Heterogeneous immune populations in virus infection model. In both acute and chronic infection, early effector (EE) cells differentiate in a parallel manner into various CD8⁺ T cell subsets. Notable distinctions in trafficking patterns are signified by residence in lymphoid organs (gray), blood (red), or peripheral tissues (green). In acute infection, several effector and memory states are found. TE cells are typically found in the red pulp of spleen or blood, whereas MP cells are primarily found in white pulp or lymphoid structures, but they are also capable of recirculation. T_CM and T_EM cells both circulate in the blood, but T_CM cells predominate in lymphoid organs, whereas T_EM cells are also found in tissues. T_PM cells are proposed to circulate throughout lymph, blood, and tissues. T_RM cells do not circulate much and reside long-term in tissues. As in acute infection, heterogeneous states and distinct localization of CD8⁺ T cells are found in chronic infection. Tex_prog and MP cells are often observed in lymphoid structures, yet their circulation tendency might not be equivalent. Tex_int and Tex_term cells are predominantly found in blood and peripheral tissue, respectively.

Figure 2.

Heterogeneous T cell subsets in both acute and chronic infection are possibly driven by a similar mechanism. (A) In acute infection, depending on T cell activation and inflammation intensity, heterogeneous MP cells are formed with various levels of CX3CR1, which give rise to diverse memory subsets. KRLG1^hi IL-7Ra^hi or exKLRG1 MP cells develop memory cells of higher cytotoxicity (Herndler-Brandstetter et al., 2018; Olson et al., 2013). (B) Several memory subsets maintain plasticity, which allows homeostatic (T_RM to T_CM; T_EM or T_PM to T_CM) or antigen rechallenge–induced (T_CM to T_EM, T_PM, or T_RM) cell state conversion (Marzo et al., 2005, 2007; Beura et al., 2018b; Park et al., 2018; Osborn et al., 2019; Fonseca et al., 2020; Frizzell et al., 2020; Wherry et al., 2003b; Wherry and Ahmed, 2004; Bouneaud et al., 2005; Gattinoni et al., 2011; Gerlach et al., 2016). (C) Parallel differentiation ontology in chronic infection. Tex_prog cells diverge from EE due to TOX and Tcf7 activation, which suppresses TE-like cell formation. Tex_prog further differentiate in a linear manner, or also perhaps in a bifurcated manner, to Tex_int or Tex_term cells. (D) Transcription gradient model for both acute and chronic infection.

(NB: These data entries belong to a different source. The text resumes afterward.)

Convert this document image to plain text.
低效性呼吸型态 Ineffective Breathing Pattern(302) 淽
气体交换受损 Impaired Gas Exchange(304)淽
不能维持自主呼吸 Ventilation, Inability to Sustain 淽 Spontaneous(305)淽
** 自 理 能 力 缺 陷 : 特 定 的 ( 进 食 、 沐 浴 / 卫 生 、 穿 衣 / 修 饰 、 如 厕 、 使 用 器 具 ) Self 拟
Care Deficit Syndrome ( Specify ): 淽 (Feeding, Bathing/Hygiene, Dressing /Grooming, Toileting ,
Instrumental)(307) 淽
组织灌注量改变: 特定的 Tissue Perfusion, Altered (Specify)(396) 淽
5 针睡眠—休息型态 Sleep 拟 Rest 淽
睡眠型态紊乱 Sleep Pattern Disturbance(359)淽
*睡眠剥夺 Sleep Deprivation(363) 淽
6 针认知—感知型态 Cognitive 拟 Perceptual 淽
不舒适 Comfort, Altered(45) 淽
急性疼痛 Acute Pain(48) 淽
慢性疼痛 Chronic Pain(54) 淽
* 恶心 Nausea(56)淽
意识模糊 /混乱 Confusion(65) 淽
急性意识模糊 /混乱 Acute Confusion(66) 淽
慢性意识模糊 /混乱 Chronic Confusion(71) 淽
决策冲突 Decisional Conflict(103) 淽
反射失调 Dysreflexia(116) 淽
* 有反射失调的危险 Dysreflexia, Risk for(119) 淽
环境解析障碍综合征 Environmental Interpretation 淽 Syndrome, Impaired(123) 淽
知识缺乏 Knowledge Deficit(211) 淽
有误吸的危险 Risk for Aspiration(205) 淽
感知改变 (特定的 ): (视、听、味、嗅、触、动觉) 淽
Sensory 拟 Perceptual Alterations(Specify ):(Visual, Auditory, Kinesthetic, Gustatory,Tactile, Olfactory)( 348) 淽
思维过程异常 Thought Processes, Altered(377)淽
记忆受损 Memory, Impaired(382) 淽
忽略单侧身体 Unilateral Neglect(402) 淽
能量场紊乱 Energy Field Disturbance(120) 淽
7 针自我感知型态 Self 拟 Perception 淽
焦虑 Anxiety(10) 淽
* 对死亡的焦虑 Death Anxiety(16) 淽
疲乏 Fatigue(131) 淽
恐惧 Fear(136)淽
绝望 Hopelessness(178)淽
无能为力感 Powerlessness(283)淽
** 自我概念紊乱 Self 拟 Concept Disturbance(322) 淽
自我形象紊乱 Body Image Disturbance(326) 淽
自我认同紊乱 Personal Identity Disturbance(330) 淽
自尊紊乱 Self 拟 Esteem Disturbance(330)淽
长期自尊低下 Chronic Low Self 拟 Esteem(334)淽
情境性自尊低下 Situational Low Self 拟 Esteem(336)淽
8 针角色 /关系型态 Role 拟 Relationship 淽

Shared TF gradients and surface receptors are found that drive the proliferative, stem cell–like cell states to more terminally differentiated cell states with effector function. KRLG1 expression is found in TE in acute and TE-like cells in chronic LCMV clone 13 and exhausted cells in HIV-infected patients. N, naive; SLO, secondary lymphoid organs.

Figure 3.

Transcriptional meta-analysis of T cell subsets in both acute and chronic infection. Scaled and batch-corrected RNA-sequencing expression from sorted effector and exhausted cell populations (Dominguez et al., 2015; Mackay et al., 2016; Hudson et al., 2019; Milner et al., 2020a; Renkema et al., 2020). T cell states that arise during chronic and acute infection can be characterized by similar transcriptional archetypes, such as up-regulation of sets of stem-like genes (Tex_prog and MP cells), cytotoxicity and circulating potential (Tex_int, TE, and LLE cells), or inhibitory receptor genes (Tex_term and T_RM cells).